Not having much of a budget at the time, I tried several cheap designers from an online portal and it changed a few times until I had finally found my own style for all my books, my own brand. What I also had to realise and integrate during this time of coming out as not only a spiritual poet but also an author of erotic romance books was that sexually explicit writing doesn’t have to be dirty or cheap, the same way as there are graphic and heavily sexual scenes in a movie that can still touch the heart and move with the intricacies of the story and the characters, a great example of this would be the highly acclaimed Netflix series Bridgerton, and cheap porn, even though my descriptions of sexual encounters are definitely more graphic than what is shown in a mainstream TV series.


However, my story wasn’t a third rate cheap one, either. Striving for excellence was always something I have done myself, giving my best that was possible for me at the time. And now I had to put on my big girl panties and demand it of others, too. I needed to get out of working with people who were delivering sub-standard work, who were lazy, not committed and loyal and always procrastinated. I had to go through a process of not only presenting my very first romance novel publicly to the world, which was stressful enough in itself, but I also had to learn to take my own work seriously and believe in myself, in my talent and in my value as an author.

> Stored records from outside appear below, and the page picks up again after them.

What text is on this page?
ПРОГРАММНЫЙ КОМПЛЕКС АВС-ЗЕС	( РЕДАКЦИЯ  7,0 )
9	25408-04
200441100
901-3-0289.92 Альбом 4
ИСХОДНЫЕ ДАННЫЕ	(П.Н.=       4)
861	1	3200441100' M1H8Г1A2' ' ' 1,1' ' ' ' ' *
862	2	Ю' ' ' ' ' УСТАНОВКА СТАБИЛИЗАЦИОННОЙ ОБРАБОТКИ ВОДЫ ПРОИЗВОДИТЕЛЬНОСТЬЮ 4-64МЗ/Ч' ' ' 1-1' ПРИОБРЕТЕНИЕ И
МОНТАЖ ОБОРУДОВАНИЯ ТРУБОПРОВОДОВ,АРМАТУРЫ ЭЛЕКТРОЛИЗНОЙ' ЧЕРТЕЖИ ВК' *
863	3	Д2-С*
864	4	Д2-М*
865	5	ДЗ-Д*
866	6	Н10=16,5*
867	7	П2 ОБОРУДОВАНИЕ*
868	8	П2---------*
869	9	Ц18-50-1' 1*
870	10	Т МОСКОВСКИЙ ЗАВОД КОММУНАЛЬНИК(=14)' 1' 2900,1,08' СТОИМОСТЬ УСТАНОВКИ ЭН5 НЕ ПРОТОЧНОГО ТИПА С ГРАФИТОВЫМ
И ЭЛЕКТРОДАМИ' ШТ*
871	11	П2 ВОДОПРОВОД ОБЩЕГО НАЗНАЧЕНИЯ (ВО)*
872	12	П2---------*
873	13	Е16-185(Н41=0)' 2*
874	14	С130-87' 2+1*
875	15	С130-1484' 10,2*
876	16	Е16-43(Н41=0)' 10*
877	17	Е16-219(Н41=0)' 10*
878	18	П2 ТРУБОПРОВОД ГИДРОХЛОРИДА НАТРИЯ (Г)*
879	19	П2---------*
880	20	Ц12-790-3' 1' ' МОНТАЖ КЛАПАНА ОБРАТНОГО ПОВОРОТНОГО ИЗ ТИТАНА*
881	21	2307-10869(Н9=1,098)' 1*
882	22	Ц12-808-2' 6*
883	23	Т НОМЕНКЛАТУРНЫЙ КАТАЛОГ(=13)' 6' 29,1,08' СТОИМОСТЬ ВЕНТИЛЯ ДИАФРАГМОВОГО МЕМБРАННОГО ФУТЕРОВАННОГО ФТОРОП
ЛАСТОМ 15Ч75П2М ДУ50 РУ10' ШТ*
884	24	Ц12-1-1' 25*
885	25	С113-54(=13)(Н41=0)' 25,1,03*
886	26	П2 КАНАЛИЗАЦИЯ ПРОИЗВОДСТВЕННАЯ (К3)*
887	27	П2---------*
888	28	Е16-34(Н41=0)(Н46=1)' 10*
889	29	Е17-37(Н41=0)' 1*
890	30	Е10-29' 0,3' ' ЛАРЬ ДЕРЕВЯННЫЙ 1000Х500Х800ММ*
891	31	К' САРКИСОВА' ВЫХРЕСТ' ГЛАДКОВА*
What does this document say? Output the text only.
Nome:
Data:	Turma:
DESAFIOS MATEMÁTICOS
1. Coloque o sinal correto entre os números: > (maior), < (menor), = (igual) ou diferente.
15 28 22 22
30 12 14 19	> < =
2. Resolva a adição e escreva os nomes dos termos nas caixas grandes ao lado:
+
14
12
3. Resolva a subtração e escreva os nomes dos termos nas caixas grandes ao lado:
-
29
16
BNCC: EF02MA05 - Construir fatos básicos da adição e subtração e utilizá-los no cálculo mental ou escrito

So in the end, even though I am not a graphic designer, I decided to create my own book covers, five years after I had published my first books, gone through endless trial and errors with cheap and overpriced cover designers that resulted in a string of covers that had nothing to do with me or the kind of brand I wished to present to the world. There was no red ribbon that worked its way through all my works, from the spiritual to the romantic. And thus, I had to believe in myself enough to learn how to create my own covers and stand out from the crowd of mainstream romance cover designs to do it my way.


So in 2015, although my path in finding my own style had not yet been established for another five years and I was still working with cover designers, my first books taught me a very valuable lesson in my personal development:


Respect yourself, respect your work, and only then will others do so, too!